Jornalismo gonzo desnuda o sonho americano

Hunter S. Thompson era personagem insólito dos textos que produzia

O leitor sabe que, por trás de uma notícia, existem muitas vezes interesses e comprometimentos com um ou outro lado da história. Tanto isso é verdade que de tempos para cá surgiu a expressão ‘Partido da Imprensa Golpista (PIG)’ para denunciar esse desejo incontido de derrubar o governo ou atingir a imagem da política custe o que custar.

Mais honesto mesmo seria abandonar a objetividade e assumir que uma cobertura jornalística é algo que também conta com motivações interiores. Esse foi o mote do escritor e jornalista Hunter S. Thompson (1937-2005) para fazer seus livros, escritos com a fúria de quem tem uma percepção aguçada do mundo e se coloca como personagem de suas narrativas.
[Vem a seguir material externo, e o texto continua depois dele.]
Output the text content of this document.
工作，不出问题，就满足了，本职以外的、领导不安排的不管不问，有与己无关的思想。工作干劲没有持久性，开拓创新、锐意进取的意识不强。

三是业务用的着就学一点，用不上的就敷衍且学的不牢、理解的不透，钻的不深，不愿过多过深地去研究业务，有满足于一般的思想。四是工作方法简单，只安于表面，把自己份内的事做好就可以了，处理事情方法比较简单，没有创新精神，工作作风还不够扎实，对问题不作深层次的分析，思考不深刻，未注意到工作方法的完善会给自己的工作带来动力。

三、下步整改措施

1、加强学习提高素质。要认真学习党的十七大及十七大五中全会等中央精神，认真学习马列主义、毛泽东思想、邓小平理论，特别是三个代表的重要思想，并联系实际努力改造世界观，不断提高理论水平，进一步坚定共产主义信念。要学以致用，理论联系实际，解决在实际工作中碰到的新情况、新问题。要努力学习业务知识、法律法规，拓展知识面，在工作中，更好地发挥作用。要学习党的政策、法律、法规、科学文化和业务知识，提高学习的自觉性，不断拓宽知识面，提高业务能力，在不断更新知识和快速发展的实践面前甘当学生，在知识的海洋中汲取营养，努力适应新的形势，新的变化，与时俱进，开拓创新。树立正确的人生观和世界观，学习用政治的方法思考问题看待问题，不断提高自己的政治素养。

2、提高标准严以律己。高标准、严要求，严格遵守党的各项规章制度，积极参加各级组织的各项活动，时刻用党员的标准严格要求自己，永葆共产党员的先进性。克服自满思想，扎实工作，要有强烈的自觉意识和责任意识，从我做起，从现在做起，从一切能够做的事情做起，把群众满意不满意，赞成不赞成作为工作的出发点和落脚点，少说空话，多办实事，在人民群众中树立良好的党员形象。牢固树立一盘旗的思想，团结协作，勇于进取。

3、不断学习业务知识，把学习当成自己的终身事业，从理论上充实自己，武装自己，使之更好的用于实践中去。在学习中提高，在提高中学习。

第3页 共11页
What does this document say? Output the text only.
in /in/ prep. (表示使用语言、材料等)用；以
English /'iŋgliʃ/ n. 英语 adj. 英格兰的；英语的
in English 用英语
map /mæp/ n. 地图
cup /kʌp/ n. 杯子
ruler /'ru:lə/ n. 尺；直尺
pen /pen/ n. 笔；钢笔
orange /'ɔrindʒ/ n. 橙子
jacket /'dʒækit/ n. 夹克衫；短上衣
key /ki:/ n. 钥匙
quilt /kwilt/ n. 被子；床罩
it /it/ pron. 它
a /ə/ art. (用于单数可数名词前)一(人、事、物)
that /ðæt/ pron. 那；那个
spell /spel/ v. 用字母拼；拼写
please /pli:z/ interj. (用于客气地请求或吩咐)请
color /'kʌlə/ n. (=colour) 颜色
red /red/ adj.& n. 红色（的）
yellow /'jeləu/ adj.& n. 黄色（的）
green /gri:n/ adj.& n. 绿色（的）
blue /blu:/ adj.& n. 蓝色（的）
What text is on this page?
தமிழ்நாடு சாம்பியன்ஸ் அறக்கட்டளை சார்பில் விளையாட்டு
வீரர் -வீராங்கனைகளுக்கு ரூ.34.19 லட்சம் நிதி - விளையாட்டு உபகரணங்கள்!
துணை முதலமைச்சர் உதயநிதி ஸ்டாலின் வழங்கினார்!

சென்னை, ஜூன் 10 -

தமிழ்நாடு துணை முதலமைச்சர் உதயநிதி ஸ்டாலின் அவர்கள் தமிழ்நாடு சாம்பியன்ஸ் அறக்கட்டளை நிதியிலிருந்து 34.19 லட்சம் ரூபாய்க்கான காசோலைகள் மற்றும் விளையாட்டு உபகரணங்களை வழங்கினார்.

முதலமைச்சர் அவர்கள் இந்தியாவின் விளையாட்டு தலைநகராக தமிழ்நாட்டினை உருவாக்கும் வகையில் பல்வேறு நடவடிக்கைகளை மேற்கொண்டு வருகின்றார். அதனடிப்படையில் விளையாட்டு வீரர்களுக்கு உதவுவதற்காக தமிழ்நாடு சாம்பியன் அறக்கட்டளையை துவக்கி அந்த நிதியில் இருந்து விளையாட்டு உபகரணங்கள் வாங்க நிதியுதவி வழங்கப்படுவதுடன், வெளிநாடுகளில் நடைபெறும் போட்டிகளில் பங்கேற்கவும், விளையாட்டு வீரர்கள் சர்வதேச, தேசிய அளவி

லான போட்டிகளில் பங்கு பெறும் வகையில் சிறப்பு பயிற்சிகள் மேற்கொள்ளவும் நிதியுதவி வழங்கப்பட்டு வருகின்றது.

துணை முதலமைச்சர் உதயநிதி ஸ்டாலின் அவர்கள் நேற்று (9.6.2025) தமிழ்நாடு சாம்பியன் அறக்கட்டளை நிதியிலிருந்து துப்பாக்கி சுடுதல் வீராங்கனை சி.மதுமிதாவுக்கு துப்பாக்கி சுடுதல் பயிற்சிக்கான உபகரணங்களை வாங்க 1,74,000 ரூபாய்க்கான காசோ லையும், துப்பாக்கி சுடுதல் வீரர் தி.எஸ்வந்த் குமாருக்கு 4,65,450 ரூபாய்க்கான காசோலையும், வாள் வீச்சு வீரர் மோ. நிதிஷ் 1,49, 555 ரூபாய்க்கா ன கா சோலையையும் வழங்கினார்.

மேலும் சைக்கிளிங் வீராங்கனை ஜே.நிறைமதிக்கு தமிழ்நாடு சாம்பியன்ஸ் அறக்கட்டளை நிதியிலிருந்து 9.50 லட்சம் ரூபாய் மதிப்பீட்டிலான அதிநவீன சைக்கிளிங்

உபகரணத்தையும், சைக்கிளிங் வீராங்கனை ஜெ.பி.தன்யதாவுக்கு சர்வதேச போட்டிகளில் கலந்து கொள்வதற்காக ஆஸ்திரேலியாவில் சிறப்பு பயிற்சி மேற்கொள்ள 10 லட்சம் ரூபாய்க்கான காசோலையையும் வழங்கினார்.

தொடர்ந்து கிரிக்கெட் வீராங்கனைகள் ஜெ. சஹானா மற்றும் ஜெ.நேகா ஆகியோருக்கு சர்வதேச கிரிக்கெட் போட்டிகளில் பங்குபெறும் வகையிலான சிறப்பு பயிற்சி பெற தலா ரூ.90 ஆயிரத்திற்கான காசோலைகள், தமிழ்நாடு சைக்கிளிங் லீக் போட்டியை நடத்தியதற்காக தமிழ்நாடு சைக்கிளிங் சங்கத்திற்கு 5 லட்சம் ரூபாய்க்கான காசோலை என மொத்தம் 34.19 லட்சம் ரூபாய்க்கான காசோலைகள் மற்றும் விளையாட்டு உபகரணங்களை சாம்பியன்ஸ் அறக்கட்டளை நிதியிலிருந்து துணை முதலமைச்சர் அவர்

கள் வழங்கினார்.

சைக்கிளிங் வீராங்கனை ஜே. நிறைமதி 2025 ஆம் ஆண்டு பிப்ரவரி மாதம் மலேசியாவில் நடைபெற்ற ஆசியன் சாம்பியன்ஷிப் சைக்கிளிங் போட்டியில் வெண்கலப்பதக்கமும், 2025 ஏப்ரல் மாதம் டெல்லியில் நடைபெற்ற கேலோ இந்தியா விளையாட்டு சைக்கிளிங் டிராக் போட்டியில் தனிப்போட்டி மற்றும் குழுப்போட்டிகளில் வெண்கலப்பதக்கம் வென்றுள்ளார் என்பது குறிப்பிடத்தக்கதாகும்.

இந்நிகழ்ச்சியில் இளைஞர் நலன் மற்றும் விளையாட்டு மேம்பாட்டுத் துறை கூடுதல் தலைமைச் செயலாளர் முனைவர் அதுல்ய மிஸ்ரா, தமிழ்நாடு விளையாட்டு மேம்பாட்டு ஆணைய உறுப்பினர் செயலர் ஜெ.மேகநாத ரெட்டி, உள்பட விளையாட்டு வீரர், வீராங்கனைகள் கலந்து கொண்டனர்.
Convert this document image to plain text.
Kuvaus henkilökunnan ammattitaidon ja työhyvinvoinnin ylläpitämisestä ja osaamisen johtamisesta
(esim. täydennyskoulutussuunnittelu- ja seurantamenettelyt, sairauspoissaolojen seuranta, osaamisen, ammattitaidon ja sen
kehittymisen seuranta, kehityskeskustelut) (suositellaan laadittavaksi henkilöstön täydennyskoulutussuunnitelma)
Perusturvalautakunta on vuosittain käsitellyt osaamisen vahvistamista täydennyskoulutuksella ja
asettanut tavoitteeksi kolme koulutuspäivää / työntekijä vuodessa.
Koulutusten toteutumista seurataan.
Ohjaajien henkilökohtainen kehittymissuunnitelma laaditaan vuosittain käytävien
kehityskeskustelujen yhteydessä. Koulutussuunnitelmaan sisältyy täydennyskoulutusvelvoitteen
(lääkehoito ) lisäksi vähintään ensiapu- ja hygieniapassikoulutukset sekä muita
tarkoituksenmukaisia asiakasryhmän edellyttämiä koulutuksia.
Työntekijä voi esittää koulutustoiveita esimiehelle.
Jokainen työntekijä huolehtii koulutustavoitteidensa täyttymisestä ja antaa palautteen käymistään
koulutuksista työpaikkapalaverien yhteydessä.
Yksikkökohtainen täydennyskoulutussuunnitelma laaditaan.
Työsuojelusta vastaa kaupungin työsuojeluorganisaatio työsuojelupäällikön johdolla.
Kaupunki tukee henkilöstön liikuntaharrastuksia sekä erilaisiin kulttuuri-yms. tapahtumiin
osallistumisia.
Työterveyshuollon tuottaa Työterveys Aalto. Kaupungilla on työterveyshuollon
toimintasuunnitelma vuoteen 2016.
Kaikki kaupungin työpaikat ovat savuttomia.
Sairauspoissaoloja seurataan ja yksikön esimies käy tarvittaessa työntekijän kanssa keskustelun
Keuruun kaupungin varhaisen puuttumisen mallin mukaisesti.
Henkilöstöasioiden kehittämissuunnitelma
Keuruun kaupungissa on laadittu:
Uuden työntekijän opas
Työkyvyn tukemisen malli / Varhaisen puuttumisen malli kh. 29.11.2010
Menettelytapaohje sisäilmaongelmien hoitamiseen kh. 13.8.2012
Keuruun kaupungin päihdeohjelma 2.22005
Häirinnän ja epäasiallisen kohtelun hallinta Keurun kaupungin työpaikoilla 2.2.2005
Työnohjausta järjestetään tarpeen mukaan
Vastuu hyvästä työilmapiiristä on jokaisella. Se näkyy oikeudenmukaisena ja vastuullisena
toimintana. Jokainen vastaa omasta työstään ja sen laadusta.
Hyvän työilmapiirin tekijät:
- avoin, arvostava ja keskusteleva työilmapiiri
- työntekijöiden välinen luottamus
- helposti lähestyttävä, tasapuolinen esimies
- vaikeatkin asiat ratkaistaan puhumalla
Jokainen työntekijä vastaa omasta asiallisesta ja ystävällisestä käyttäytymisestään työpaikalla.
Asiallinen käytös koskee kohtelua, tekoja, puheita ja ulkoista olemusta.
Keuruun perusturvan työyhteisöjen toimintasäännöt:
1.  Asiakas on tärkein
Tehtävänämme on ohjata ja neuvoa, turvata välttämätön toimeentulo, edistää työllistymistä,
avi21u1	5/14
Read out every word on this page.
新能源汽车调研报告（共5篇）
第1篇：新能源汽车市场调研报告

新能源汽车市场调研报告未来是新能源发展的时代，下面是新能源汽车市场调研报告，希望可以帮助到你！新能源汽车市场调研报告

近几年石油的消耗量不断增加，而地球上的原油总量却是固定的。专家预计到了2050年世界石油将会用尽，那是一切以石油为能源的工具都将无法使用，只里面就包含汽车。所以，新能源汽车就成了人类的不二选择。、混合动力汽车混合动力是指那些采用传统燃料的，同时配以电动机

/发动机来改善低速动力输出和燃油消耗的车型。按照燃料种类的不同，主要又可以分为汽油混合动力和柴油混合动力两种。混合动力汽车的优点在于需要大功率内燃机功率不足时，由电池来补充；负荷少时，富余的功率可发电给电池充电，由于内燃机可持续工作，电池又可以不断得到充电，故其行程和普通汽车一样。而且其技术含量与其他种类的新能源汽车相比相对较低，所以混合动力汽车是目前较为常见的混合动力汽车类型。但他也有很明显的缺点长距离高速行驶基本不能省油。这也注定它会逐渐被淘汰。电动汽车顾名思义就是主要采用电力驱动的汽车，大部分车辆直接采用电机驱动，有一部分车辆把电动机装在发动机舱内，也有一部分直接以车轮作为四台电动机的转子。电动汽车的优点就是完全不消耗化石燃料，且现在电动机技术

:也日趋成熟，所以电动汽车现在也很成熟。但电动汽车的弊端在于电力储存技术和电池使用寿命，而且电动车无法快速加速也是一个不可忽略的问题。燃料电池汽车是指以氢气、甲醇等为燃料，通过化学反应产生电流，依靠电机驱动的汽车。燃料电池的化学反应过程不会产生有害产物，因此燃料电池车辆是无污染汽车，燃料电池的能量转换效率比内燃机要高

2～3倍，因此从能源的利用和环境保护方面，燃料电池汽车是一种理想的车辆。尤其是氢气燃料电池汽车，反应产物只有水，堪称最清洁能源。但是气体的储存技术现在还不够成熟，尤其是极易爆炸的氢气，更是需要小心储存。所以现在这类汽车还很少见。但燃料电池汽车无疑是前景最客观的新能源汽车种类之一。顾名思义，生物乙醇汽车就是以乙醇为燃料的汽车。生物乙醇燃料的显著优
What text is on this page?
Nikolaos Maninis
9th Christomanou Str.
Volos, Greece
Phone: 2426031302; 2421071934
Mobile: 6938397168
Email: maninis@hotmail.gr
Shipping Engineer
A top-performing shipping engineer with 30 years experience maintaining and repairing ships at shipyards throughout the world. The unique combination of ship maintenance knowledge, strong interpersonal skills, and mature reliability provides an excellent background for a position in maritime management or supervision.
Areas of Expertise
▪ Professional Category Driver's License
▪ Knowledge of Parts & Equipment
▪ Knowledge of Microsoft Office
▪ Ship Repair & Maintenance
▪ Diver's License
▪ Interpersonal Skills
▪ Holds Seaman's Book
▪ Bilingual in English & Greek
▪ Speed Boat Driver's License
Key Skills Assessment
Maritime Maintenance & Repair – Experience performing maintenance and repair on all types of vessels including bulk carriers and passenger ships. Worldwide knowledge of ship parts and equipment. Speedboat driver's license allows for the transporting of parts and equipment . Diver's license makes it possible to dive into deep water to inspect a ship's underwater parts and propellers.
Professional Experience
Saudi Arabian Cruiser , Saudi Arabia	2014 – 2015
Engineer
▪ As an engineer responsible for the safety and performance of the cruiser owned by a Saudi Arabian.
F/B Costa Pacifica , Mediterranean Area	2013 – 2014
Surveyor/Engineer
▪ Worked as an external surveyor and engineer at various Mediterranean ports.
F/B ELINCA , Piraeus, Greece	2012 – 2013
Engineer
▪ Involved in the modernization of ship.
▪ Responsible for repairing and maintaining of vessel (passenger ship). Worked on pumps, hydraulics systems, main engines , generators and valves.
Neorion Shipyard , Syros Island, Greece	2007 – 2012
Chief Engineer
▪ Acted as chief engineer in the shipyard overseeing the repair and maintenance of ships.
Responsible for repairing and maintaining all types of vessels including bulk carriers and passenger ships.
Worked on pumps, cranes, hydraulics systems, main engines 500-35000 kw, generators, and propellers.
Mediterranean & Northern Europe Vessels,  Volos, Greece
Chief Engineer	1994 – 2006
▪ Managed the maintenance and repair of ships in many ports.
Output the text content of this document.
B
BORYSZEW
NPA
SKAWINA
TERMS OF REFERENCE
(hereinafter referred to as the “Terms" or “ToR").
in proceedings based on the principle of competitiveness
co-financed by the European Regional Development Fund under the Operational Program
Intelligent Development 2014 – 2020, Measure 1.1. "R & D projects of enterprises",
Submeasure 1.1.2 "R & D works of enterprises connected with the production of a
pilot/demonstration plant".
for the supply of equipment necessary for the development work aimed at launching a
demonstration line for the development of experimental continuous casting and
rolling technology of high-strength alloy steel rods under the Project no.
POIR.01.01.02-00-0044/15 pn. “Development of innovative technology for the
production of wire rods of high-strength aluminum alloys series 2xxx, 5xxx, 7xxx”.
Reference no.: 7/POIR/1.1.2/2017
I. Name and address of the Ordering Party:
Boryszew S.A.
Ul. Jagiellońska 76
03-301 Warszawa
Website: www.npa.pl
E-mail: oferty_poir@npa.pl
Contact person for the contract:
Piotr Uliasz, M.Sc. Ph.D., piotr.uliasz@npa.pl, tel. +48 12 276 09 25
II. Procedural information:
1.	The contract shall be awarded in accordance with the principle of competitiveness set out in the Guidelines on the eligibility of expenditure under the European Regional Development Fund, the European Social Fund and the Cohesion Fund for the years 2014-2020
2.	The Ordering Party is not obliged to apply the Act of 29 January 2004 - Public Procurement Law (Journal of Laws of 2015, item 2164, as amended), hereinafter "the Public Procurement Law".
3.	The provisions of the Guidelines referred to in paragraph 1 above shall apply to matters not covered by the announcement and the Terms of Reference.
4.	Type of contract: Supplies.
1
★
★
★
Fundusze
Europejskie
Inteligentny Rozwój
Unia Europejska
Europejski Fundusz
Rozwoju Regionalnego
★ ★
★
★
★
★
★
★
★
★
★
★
O mais famoso de seus títulos, ‘Medo e delírio em Las Vegas, uma jornada selvagem ao coração do Sonho Americano’, reporta uma história maluca do jornalista Raoul Duke, alter ego do escritor, cobrindo a Mint 400, uma das maiores corridas off-road do mundo, ao lado de seu advogado, o Dr.Gonzo, um samoano cuja raça é alvo de preconceito dos americanos.

Thompson publicou sua história em 1971, em capítulos, na revista Rolling Stone. Em 1998, o texto virou filme, com os atores Johnny Depp, como Duke, e Benicio Del Toro no papel de Dr. Gonzo. Thompson é criador do que se chamou de jornalismo gonzo, um texto em que a ficção e a realidade se fundem ao sabor da subjetividade do autor.

Para ir de Los Angeles para Las Vegas, a dupla aluga um conversível vermelho e enche seu porta-malas com drogas: “Tínhamos dois sacos de maconha, 75 bolinhas de mescalina, cinco folhas de ácido de alta concentração, um saleiro cheio até a metade com cocaína, e mais uma galáxia inteira de pílulas multicoloridas, estimulantes, tranquilizantes, berrantes, gargalhantes…”.  Além disso, eles tinham também bebidas.

A investida da dupla com esse arsenal pelas ruas de Las Vegas é um verdadeiro contrassenso, um disparate, visto que a cidade é polo do pensamento conservador nos Estados Unidos. Na entrada de Las Vegas, um aviso diz: “Não aposte na maconha! Em Nevada, posse: 20 anos; venda: prisão perpétua!”

O mergulho insensato no mundo do jogo e do dinheiro torna-se assim um fator de paranoia constante. O conflito entre a droga e a realidade distorcida pelos valores que dominam em Las Vegas faz com que os dois amigos vivam suas loucuras em fuga, sem prazer e sem qualquer bom senso ou lógica. Essa jornada de pessoas fora de padrão em um lugar tão intolerante como Las Vegas mostra o quanto o sonho americano tem de impiedoso e autoritário.

Medo e delírio em Las Vegas, uma jornada selvagem ao coração do Sonho Americano,

Hunter S. Thompson, ilustrações de Ralph Steadman e tradução de Daniel Pellizari, editora L&PM Pocket, RS, 2010, 220 páginas.

 

Foto: Divulgação

4 comentários sobre “Jornalismo gonzo desnuda o sonho americano

  1. Acho o mais importante no boxe sobre o autor é a referência ” Duas vezes no festival de Águas Claras”. É uma medalha que, certamente, ele se orgulha de ostentar.

    • Caro Beno, seu comentário chamou a atenção para o fato de que é mais importante para o leitor saber nessa página do que trata o blog e qual a sua motivação. Por isso, com base na sua sugestão, fiz mudanças na página esperando que ela possa ser mais objetiva e refletir também as expectativas de seus leitores. Aproveito a oportunidade para citar o jornalista Luiz Carlos Azenha, editor de ´Viomundo’, que certamente é uma referência para a comunidade de blogueiros: “Ao longo destes seis anos, aprendi muito com os leitores e comentaristas do Viomundo. Foram eles que me fizeram descer do pedestal imaginário em que nós, jornalistas, muitas vezes nos colocamos.”
      Abs,
      Helder

  2. Parabéns pelo texto, rapaz!!
    O que eu fico mais contente é de encontrar aqui resenhas sobre uma literatura ousada, que explora não só questões cotidianas, mas que se aprofunda no mundo e o desnuda pela experiência. É a literatura corajosa!